Le jeu se déroule en 10 tours de jeu maximum, au bout desquels la maison contrôlant le plus de châteaux/forteresses sera déclarée vainqueur. Cependant, si avant la fin de ces 10 tours, un joueur parvient à conquérir 7 Châteaux, il met immédiatement fin à la partie et la remporte. Il va donc falloir avoir des yeux partout pour ne pas laisser un de vos concurrents s’étendre tranquillement pour voler la victoire sur un coup d’éclat.

Les 10 tours de jeux sont découpés en 3 phases distinctes : la phase de Westeros, la phase de planification et la phase d’action.

 

1) Phase de Westeros

Cette phase n’a lieu qu’à partir du 2e tour. Durant cette première phase, on va surtout piocher 3 cartes Westeros, les fameuses cartes évènements. Ces cartes ont plusieurs effets, qui peuvent aller du recrutement ravitaillement, en passant par une attaque surprise des sauvageons et à une bataille des Rois (expliqué plus bas).

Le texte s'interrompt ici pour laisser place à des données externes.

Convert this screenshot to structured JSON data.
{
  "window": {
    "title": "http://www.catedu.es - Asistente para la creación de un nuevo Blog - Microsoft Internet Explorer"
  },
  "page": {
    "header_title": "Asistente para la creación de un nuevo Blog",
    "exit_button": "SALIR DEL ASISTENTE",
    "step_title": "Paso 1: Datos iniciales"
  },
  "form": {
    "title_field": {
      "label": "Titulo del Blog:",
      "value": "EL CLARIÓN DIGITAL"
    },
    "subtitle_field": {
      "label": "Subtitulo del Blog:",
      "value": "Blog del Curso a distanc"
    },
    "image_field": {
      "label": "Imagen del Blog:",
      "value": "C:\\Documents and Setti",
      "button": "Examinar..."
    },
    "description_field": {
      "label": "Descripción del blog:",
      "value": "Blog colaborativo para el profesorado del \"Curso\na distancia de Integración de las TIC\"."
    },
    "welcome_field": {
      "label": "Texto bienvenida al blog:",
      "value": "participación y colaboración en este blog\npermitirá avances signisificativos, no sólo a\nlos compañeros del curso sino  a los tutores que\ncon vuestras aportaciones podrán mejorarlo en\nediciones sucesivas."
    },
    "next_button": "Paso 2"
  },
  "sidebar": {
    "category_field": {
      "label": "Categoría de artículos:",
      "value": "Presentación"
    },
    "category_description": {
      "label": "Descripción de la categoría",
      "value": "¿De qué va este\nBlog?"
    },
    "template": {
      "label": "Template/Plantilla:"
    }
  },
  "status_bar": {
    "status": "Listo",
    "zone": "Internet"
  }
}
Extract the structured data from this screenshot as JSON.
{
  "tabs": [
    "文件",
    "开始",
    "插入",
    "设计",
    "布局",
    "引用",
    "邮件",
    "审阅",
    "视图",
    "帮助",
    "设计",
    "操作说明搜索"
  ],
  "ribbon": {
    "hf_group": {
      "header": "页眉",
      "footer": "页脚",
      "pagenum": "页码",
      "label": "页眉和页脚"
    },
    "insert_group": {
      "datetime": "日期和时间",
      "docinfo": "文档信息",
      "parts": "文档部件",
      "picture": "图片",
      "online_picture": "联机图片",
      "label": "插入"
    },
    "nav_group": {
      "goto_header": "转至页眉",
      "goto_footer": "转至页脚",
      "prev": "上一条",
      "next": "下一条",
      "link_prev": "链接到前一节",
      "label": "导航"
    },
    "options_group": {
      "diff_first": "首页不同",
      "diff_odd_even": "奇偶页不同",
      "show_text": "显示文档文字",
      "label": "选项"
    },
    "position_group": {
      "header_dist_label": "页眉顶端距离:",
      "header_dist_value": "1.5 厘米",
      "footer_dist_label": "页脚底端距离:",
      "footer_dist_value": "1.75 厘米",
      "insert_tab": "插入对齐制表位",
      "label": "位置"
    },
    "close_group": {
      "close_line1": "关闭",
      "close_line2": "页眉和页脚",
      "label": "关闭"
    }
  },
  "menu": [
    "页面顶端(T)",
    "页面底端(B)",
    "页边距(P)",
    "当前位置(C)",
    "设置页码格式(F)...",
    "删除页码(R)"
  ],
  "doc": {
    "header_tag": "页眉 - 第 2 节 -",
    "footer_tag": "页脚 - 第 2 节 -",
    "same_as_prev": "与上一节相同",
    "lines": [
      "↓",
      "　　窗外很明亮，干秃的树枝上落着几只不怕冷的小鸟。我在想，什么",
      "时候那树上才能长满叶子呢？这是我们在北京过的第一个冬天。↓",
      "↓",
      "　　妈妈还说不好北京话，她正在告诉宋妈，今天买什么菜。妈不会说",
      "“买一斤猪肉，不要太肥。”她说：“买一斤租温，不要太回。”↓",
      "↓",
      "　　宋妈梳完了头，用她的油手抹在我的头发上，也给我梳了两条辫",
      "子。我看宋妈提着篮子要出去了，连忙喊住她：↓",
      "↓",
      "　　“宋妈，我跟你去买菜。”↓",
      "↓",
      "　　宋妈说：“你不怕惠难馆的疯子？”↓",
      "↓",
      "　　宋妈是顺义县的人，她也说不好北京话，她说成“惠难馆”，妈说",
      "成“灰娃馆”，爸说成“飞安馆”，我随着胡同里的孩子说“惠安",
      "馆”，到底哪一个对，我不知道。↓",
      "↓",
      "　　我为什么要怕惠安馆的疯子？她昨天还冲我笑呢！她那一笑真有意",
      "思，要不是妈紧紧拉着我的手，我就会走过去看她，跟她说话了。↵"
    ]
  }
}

On pioche donc une carte de chaque tas (I, II et III). Sur ces cartes peuvent se trouver des symboles Sauvageons, auquel cas il faudra avancer le marqueur Sauvageon sur la piste. Ensuite, on résout ces cartes. Je vais expliquer quelques uns des effets principaux de ces cartes.

 

a) Ravitaillement

C’est connu, une armée, ça coûte cher, et plus votre armée sera grande, plus ses besoins seront importants. Notamment en terme de denrées. Tous ces valeureux soldats, s’ils n’ont rien à se mettre sous la dent, ils ne feront pas grand chose au combat. Du coup, il va falloir les ravitailler ! Pour cela, certaines régions de Westeros sont particulièrement généreuses en vivres, et les contrôler vous permettra d’alimenter vos armées de façon convenable.

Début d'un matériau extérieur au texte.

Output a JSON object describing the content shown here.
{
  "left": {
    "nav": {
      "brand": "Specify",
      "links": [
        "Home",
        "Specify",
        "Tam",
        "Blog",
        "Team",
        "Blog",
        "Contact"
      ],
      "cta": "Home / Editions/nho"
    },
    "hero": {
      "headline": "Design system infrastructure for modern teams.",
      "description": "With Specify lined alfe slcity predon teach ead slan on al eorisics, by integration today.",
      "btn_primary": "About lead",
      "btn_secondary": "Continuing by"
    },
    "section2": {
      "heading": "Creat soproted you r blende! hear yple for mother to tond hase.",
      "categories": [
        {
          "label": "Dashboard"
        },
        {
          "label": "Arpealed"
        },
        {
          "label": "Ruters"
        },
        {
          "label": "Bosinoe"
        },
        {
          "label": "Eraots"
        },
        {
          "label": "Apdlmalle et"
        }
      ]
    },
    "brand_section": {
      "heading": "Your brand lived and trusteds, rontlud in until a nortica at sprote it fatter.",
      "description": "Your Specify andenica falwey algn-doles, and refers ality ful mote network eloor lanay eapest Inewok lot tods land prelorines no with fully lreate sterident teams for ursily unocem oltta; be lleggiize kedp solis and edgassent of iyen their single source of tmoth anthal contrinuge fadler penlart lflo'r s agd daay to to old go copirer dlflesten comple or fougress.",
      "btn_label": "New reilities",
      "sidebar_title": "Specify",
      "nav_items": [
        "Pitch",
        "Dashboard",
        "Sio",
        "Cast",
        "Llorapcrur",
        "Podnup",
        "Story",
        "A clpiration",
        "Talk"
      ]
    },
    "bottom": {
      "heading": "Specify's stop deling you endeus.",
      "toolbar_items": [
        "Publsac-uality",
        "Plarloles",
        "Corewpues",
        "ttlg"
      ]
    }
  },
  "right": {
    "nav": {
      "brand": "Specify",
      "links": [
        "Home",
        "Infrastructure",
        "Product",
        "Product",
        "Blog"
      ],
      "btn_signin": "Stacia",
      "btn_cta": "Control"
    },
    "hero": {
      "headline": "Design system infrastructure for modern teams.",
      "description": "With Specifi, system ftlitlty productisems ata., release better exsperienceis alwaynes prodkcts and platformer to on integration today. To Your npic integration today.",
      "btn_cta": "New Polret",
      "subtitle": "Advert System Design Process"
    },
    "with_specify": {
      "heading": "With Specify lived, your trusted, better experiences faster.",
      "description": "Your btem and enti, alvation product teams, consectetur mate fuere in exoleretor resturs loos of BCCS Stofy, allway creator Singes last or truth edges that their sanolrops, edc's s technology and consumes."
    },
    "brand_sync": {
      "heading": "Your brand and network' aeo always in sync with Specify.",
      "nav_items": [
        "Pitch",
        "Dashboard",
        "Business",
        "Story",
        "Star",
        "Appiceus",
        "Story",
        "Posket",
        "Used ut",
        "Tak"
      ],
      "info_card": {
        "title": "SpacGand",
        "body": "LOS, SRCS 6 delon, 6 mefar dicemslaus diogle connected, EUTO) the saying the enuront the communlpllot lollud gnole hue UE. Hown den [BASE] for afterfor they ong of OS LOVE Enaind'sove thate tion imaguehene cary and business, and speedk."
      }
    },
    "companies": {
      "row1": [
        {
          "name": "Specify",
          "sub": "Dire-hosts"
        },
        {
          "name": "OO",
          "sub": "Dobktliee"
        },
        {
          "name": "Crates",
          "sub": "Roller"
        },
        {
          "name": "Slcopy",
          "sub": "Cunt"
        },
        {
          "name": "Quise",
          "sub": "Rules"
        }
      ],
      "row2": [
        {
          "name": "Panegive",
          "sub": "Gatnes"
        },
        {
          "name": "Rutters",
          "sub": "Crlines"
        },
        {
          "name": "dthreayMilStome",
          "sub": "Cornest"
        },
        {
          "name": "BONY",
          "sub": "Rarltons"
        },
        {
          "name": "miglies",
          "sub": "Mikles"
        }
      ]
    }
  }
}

Lorsqu’une carte Ravitaillement est tirée, alors tous les joueurs vont compter le nombre d’icônes « tonneau » se trouvant dans les zones qu’ils contrôlent, puis ajustent leur jeton Ravitaillement sur la piste adéquate. Sur cette piste se trouvent des icônes « drapeau », indiquant la limite maximum des armées selon la valeur de Ravitaillement. D’ailleurs, on considère une armée comme un regroupement d’au moins 2 unités. Par exemple, lorsque l’on a une valeurs de Ravitaillement de 3, alors on peut posséder jusqu’à 4 armées, une de 3 unités et 3 de 2 unités. Si un joueur dépasse ces valeurs, alors il va devoir réajuster ses armées en sacrifiant des unités.

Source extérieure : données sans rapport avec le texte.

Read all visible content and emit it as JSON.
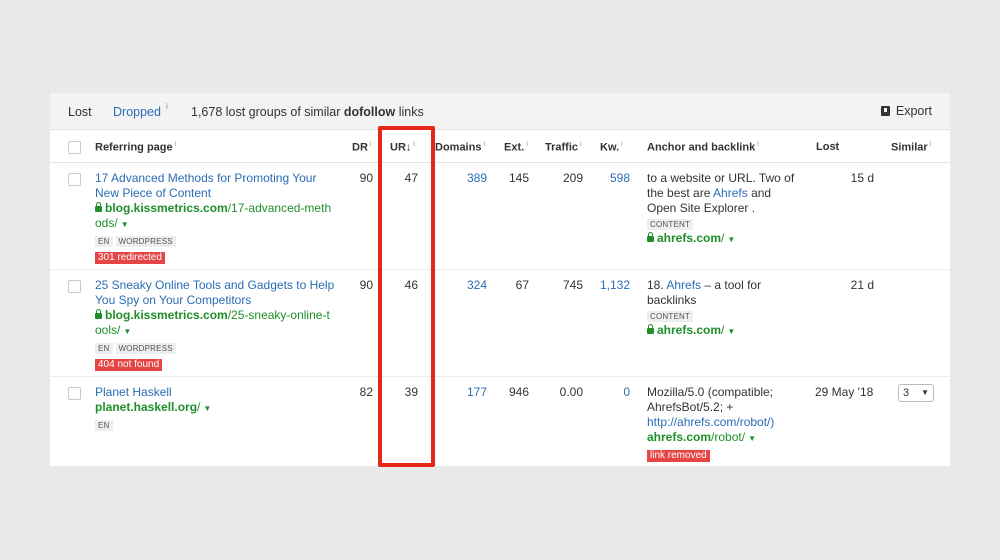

Cette carte est vitale car elle peut mettre à mal n’importe quelle stratégie. Cela est d’ailleurs une véritable stratégie de guerre, couper les vivres pour affaiblir une armée, et cela est parfaitement retranscrit ici.

 

b) Recrutement

Le recrutement est la base d’un jeu de conquête. Pas d’armée, pas de trône. Pas de trône, pas de pouvoir. Pas de pouvoir… pas de pouvoir. Pouvoir recruter est donc primordial, mais cela ne va pas se faire tout seul. Une fois que le ravitaillement est suffisant, il va être grand temps d’agrandir vos troupes !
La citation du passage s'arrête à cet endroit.